Grâce aux observations quotidiennes – à distance ! – des croisiéristes, aux photographies et aux survols aériens menés par Pêches et Océans Canada, le RQUMM a pu renouveler régulièrement ses alertes et ses consignes. Après plusieurs jours sans aucun signalement, quand il a semblé raisonnable de penser que la ou les baleines avaient quitté la zone, les restrictions temporaires ont enfin pu être levées.
Pourquoi s'inquiéter d'un animal hors secteur ?
Hors de son habitat habituel, l’animal court parfois des risques différents. L’individu lui-même connait moins bien le secteur et les risques qu’il comporte (couloirs de navigation, risques d’échouages à marée basse, etc.) ; et les habitués du secteur ne sont pas familiers avec le comportement de cette espèce, ce qui peut mener à des accidents.

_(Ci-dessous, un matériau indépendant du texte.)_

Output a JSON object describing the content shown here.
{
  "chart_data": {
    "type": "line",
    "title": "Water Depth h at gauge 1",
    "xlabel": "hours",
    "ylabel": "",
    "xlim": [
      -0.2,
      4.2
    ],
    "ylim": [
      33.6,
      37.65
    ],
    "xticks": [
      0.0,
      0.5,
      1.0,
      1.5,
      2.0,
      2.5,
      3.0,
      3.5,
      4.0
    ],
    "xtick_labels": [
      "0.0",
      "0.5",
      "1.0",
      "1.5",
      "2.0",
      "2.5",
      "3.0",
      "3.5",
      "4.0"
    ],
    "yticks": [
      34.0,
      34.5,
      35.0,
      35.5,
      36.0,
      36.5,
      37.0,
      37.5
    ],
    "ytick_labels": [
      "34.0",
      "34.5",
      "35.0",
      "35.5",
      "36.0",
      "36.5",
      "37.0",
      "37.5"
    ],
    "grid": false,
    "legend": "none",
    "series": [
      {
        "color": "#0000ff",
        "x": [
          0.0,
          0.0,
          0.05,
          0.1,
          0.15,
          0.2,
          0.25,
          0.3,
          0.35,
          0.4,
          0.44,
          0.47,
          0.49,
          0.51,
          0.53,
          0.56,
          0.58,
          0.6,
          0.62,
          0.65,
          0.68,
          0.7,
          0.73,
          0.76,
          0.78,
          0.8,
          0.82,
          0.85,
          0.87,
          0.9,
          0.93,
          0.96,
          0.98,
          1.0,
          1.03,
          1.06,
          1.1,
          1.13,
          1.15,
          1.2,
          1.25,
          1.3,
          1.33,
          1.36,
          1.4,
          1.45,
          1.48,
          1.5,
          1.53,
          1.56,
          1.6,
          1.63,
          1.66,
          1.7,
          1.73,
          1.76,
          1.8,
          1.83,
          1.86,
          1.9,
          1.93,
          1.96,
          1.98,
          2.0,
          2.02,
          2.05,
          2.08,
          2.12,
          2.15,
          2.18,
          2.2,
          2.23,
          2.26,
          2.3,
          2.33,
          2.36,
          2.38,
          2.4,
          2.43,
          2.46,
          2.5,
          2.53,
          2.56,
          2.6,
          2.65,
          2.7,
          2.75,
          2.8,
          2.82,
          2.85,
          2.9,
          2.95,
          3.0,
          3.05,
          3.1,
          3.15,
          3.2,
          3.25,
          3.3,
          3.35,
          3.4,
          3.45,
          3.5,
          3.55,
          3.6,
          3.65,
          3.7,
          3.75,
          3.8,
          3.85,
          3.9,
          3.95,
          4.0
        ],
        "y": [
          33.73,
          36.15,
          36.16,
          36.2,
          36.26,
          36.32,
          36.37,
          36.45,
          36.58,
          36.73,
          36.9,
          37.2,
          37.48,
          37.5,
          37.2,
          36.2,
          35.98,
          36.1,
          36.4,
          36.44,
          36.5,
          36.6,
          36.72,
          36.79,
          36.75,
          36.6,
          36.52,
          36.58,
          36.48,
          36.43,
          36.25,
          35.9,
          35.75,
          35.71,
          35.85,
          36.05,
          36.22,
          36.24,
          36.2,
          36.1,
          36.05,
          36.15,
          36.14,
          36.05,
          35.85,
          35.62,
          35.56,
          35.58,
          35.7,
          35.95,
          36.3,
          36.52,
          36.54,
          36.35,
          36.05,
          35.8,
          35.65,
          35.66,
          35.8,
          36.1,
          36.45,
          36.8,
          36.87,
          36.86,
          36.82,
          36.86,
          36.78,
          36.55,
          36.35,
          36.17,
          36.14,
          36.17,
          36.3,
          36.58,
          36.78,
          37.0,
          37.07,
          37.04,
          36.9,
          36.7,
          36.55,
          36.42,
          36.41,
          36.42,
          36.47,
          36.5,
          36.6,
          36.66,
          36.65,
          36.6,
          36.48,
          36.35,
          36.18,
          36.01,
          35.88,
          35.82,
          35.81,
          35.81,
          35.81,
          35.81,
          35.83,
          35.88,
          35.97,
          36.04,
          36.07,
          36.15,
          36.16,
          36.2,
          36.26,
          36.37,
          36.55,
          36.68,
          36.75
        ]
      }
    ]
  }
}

Lorsqu’il s’agit d’un animal en bonne santé, ou d’une espèce qui ne fait pas l’objet d’une attention particulière, une simple diffusion d’information et un appel à la vigilance peuvent suffire. Bien entendu, quand il s’agit d’un animal en difficulté ou d’une espèce en péril, des mesures particulières doivent être prises.
Il ne reste à l’heure actuelle qu’environ 400 baleines noires de l’Atlantique Nord, ce qui en fait l’une des espèces de baleine les plus menacées dans le monde.
Comment puis-je aider ?
Signalez le plus rapidement possible toute observation d’une espèce rare ou inhabituelle dans le secteur au Réseau québécois d’urgences pour les mammifères marins (RQUMM) , en appelant au 1 877 722-5346.
N’oubliez pas de documenter au maximum votre signalement avec des photos et des vidéos. Ces images seront des témoins essentiels pour valider l’identification de l’espèce. Elles permettront aussi de documenter l’état de santé de l’animal. Est-il simplement en train d’explorer une zone inhabituelle ou est-il en détresse ? Selon le cas, le plan d’action du RQUMM pourra être différent.